1. Alignment of Simulated Datasets

The researchers generated three sets of simulated datasets using dyngen, including two positive controls and one negative control. Tragedy accurately captured the alignment of trajectories in all simulated datasets, while existing methods such as CellAlign and genes2genes (g2g) performed poorly when handling asymmetric trajectories. Particularly in the negative control dataset, Tragedy correctly identified that there was no shared biological process between the two datasets.

2. Application to Real Datasets

The researchers applied Tragedy to real datasets from Trypanosoma brucei and T-cell development. In the Trypanosoma brucei dataset, Tragedy accurately captured the alignment between wild-type (WT) and zc3h20 knockout (KO) cells and identified more differentially expressed genes. Compared to Seurat and tradeSeq, Tragedy performed better in identifying biologically relevant genes and processes.

In the T-cell development dataset, Tragedy successfully compared the developmental trajectories of wild-type and bcl11b knockout cells and identified more differentially expressed genes. Tragedy’s runtime was also significantly shorter than that of tradeSeq, while providing richer biological insights.

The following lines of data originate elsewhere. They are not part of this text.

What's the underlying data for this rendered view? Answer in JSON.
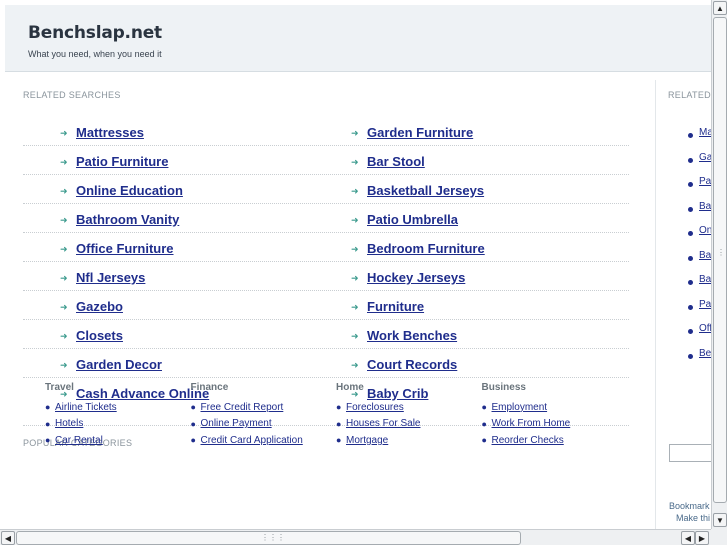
{
  "header": {
    "title": "Benchslap.net",
    "tagline": "What you need, when you need it"
  },
  "related": {
    "label": "RELATED SEARCHES",
    "rows": [
      [
        "Mattresses",
        "Garden Furniture"
      ],
      [
        "Patio Furniture",
        "Bar Stool"
      ],
      [
        "Online Education",
        "Basketball Jerseys"
      ],
      [
        "Bathroom Vanity",
        "Patio Umbrella"
      ],
      [
        "Office Furniture",
        "Bedroom Furniture"
      ],
      [
        "Nfl Jerseys",
        "Hockey Jerseys"
      ],
      [
        "Gazebo",
        "Furniture"
      ],
      [
        "Closets",
        "Work Benches"
      ],
      [
        "Garden Decor",
        "Court Records"
      ],
      [
        "Cash Advance Online",
        "Baby Crib"
      ]
    ]
  },
  "popular": {
    "label": "POPULAR CATEGORIES",
    "columns": [
      {
        "title": "Travel",
        "items": [
          "Airline Tickets",
          "Hotels",
          "Car Rental"
        ]
      },
      {
        "title": "Finance",
        "items": [
          "Free Credit Report",
          "Online Payment",
          "Credit Card Application"
        ]
      },
      {
        "title": "Home",
        "items": [
          "Foreclosures",
          "Houses For Sale",
          "Mortgage"
        ]
      },
      {
        "title": "Business",
        "items": [
          "Employment",
          "Work From Home",
          "Reorder Checks"
        ]
      }
    ]
  },
  "sidebar": {
    "label": "RELATED",
    "items": [
      "Ma",
      "Ga",
      "Pat",
      "Ba",
      "On",
      "Ba",
      "Ba",
      "Pa",
      "Off",
      "Be"
    ],
    "bookmark_line1": "Bookmark",
    "bookmark_line2": "Make thi"
  },
  "scrollbars": {
    "up": "▲",
    "down": "▼",
    "left": "◀",
    "right": "▶",
    "grip": "⋮⋮⋮"
  }
}
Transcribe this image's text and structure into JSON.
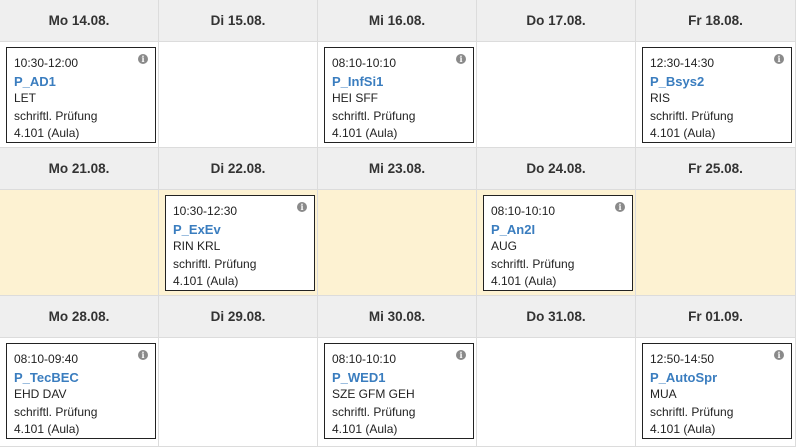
{
  "weeks": [
    {
      "days": [
        {
          "label": "Mo 14.08.",
          "event": {
            "time": "10:30-12:00",
            "code": "P_AD1",
            "staff": "LET",
            "type": "schriftl. Prüfung",
            "room": "4.101 (Aula)"
          }
        },
        {
          "label": "Di 15.08."
        },
        {
          "label": "Mi 16.08.",
          "event": {
            "time": "08:10-10:10",
            "code": "P_InfSi1",
            "staff": "HEI SFF",
            "type": "schriftl. Prüfung",
            "room": "4.101 (Aula)"
          }
        },
        {
          "label": "Do 17.08."
        },
        {
          "label": "Fr 18.08.",
          "event": {
            "time": "12:30-14:30",
            "code": "P_Bsys2",
            "staff": "RIS",
            "type": "schriftl. Prüfung",
            "room": "4.101 (Aula)"
          }
        }
      ]
    },
    {
      "highlight": true,
      "days": [
        {
          "label": "Mo 21.08."
        },
        {
          "label": "Di 22.08.",
          "event": {
            "time": "10:30-12:30",
            "code": "P_ExEv",
            "staff": "RIN KRL",
            "type": "schriftl. Prüfung",
            "room": "4.101 (Aula)"
          }
        },
        {
          "label": "Mi 23.08."
        },
        {
          "label": "Do 24.08.",
          "event": {
            "time": "08:10-10:10",
            "code": "P_An2I",
            "staff": "AUG",
            "type": "schriftl. Prüfung",
            "room": "4.101 (Aula)"
          }
        },
        {
          "label": "Fr 25.08."
        }
      ]
    },
    {
      "days": [
        {
          "label": "Mo 28.08.",
          "event": {
            "time": "08:10-09:40",
            "code": "P_TecBEC",
            "staff": "EHD DAV",
            "type": "schriftl. Prüfung",
            "room": "4.101 (Aula)"
          }
        },
        {
          "label": "Di 29.08."
        },
        {
          "label": "Mi 30.08.",
          "event": {
            "time": "08:10-10:10",
            "code": "P_WED1",
            "staff": "SZE GFM GEH",
            "type": "schriftl. Prüfung",
            "room": "4.101 (Aula)"
          }
        },
        {
          "label": "Do 31.08."
        },
        {
          "label": "Fr 01.09.",
          "event": {
            "time": "12:50-14:50",
            "code": "P_AutoSpr",
            "staff": "MUA",
            "type": "schriftl. Prüfung",
            "room": "4.101 (Aula)"
          }
        }
      ]
    }
  ],
  "info_icon": {
    "glyph": "i",
    "name": "info-icon"
  }
}
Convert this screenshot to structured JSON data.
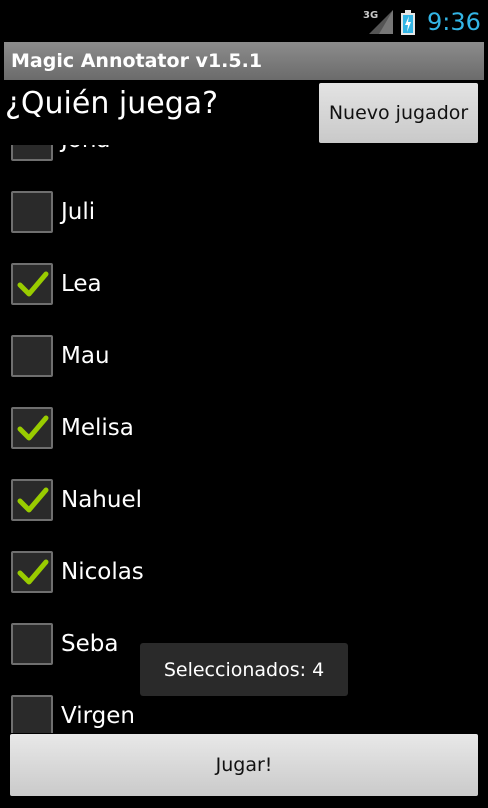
{
  "status_bar": {
    "network": "3G",
    "time": "9:36",
    "time_color": "#33b5e5",
    "signal_icon": "signal-icon",
    "battery_icon": "battery-charging-icon"
  },
  "app": {
    "title": "Magic Annotator v1.5.1"
  },
  "header": {
    "question": "¿Quién juega?",
    "new_player_label": "Nuevo jugador"
  },
  "players": [
    {
      "name": "Joña",
      "checked": false
    },
    {
      "name": "Juli",
      "checked": false
    },
    {
      "name": "Lea",
      "checked": true
    },
    {
      "name": "Mau",
      "checked": false
    },
    {
      "name": "Melisa",
      "checked": true
    },
    {
      "name": "Nahuel",
      "checked": true
    },
    {
      "name": "Nicolas",
      "checked": true
    },
    {
      "name": "Seba",
      "checked": false
    },
    {
      "name": "Virgen",
      "checked": false
    }
  ],
  "toast": {
    "text": "Seleccionados: 4"
  },
  "footer": {
    "play_label": "Jugar!"
  },
  "colors": {
    "check_green": "#99cc00",
    "accent_blue": "#33b5e5"
  }
}
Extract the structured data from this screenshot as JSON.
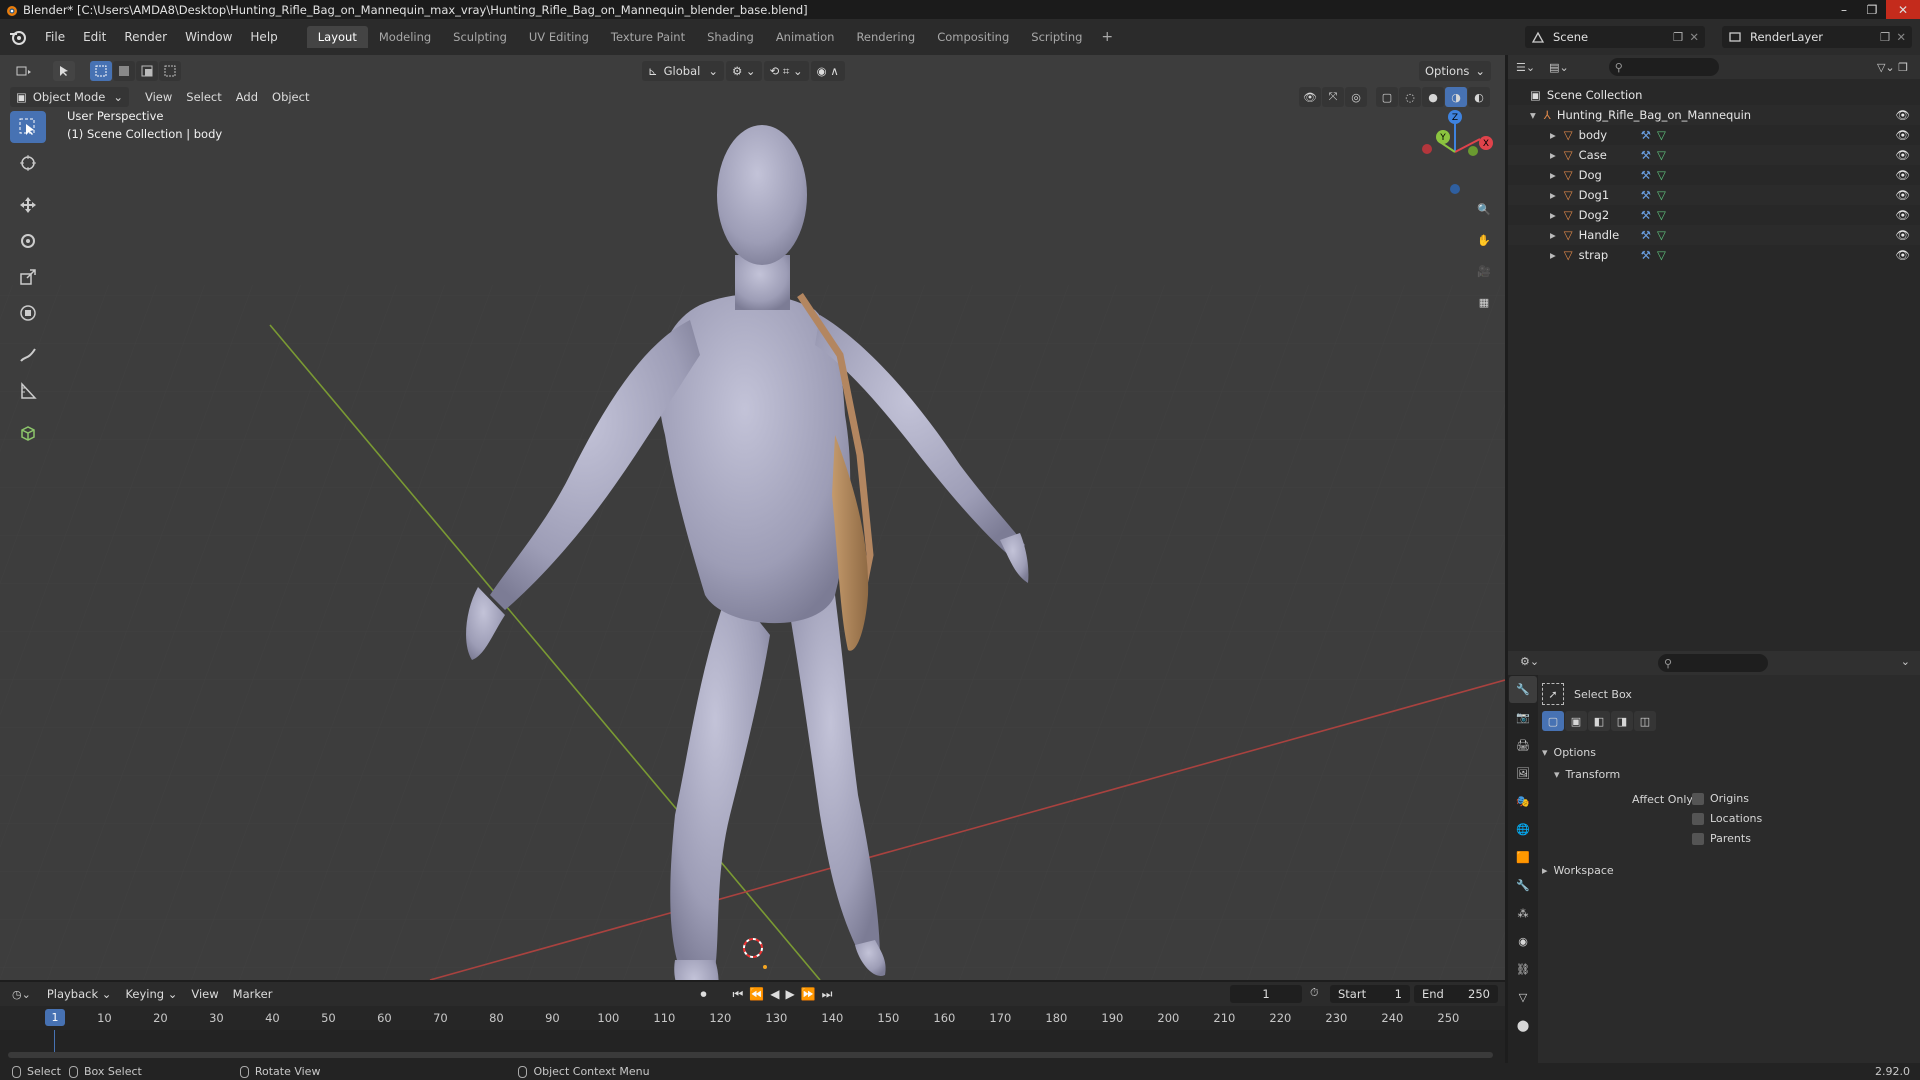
{
  "window": {
    "title": "Blender* [C:\\Users\\AMDA8\\Desktop\\Hunting_Rifle_Bag_on_Mannequin_max_vray\\Hunting_Rifle_Bag_on_Mannequin_blender_base.blend]",
    "min": "–",
    "max": "❐",
    "close": "✕"
  },
  "menubar": {
    "items": [
      "File",
      "Edit",
      "Render",
      "Window",
      "Help"
    ],
    "tabs": [
      "Layout",
      "Modeling",
      "Sculpting",
      "UV Editing",
      "Texture Paint",
      "Shading",
      "Animation",
      "Rendering",
      "Compositing",
      "Scripting"
    ],
    "active_tab": "Layout",
    "plus": "+",
    "scene": "Scene",
    "render_layer": "RenderLayer"
  },
  "viewport": {
    "mode": "Object Mode",
    "menus": [
      "View",
      "Select",
      "Add",
      "Object"
    ],
    "orientation": "Global",
    "options": "Options",
    "info_line1": "User Perspective",
    "info_line2": "(1) Scene Collection | body",
    "gizmo": {
      "x": "X",
      "y": "Y",
      "z": "Z"
    }
  },
  "outliner": {
    "root": "Scene Collection",
    "collection": "Hunting_Rifle_Bag_on_Mannequin",
    "objects": [
      "body",
      "Case",
      "Dog",
      "Dog1",
      "Dog2",
      "Handle",
      "strap"
    ]
  },
  "properties": {
    "tool_name": "Select Box",
    "options_label": "Options",
    "transform_label": "Transform",
    "affect_only": "Affect Only",
    "checks": [
      "Origins",
      "Locations",
      "Parents"
    ],
    "workspace_label": "Workspace"
  },
  "timeline": {
    "menus": [
      "Playback",
      "Keying",
      "View",
      "Marker"
    ],
    "current_frame": "1",
    "start_label": "Start",
    "start": "1",
    "end_label": "End",
    "end": "250",
    "playhead": "1",
    "ticks": [
      "10",
      "20",
      "30",
      "40",
      "50",
      "60",
      "70",
      "80",
      "90",
      "100",
      "110",
      "120",
      "130",
      "140",
      "150",
      "160",
      "170",
      "180",
      "190",
      "200",
      "210",
      "220",
      "230",
      "240",
      "250"
    ]
  },
  "statusbar": {
    "select": "Select",
    "box_select": "Box Select",
    "rotate_view": "Rotate View",
    "context_menu": "Object Context Menu",
    "version": "2.92.0"
  },
  "colors": {
    "accent": "#4772b3",
    "x_axis": "#e0434b",
    "y_axis": "#8bc43f",
    "z_axis": "#3e83e0",
    "object_orange": "#e0894a"
  }
}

Conclusion and Significance

The introduction of the Tragedy method provides a new tool for trajectory alignment and differential expression analysis in single-cell transcriptomics. Compared to existing methods, Tragedy allows for the direct alignment of independent cell developmental trajectories without dataset integration, thereby avoiding errors that may arise during the integration process. Through this method, researchers can more accurately identify differentially expressed genes and biological processes under different conditions, providing a more precise tool for understanding cell development and differentiation.

Research Highlights

  1. Innovative Alignment Method: Tragedy achieves precise alignment of independent trajectories through interpolated points and the DTW algorithm, avoiding errors in dataset integration.
  2. Efficient Differential Expression Analysis: Tragedy uses a sliding window soft clustering approach to identify more differentially expressed genes under different conditions, providing richer biological insights.
  3. Broad Application Scenarios: Tragedy is not only applicable to simulated datasets but can also handle complex real datasets, such as Trypanosoma brucei and T-cell development.

Future Prospects

With the continuous development of single-cell sequencing technology, the Tragedy method is expected to find applications in more biological studies. Particularly in combination with perturb-seq and lineage tracing techniques, Tragedy will be able to more accurately analyze gene expression dynamics during cell development, offering new perspectives on the mechanisms of cell fate determination.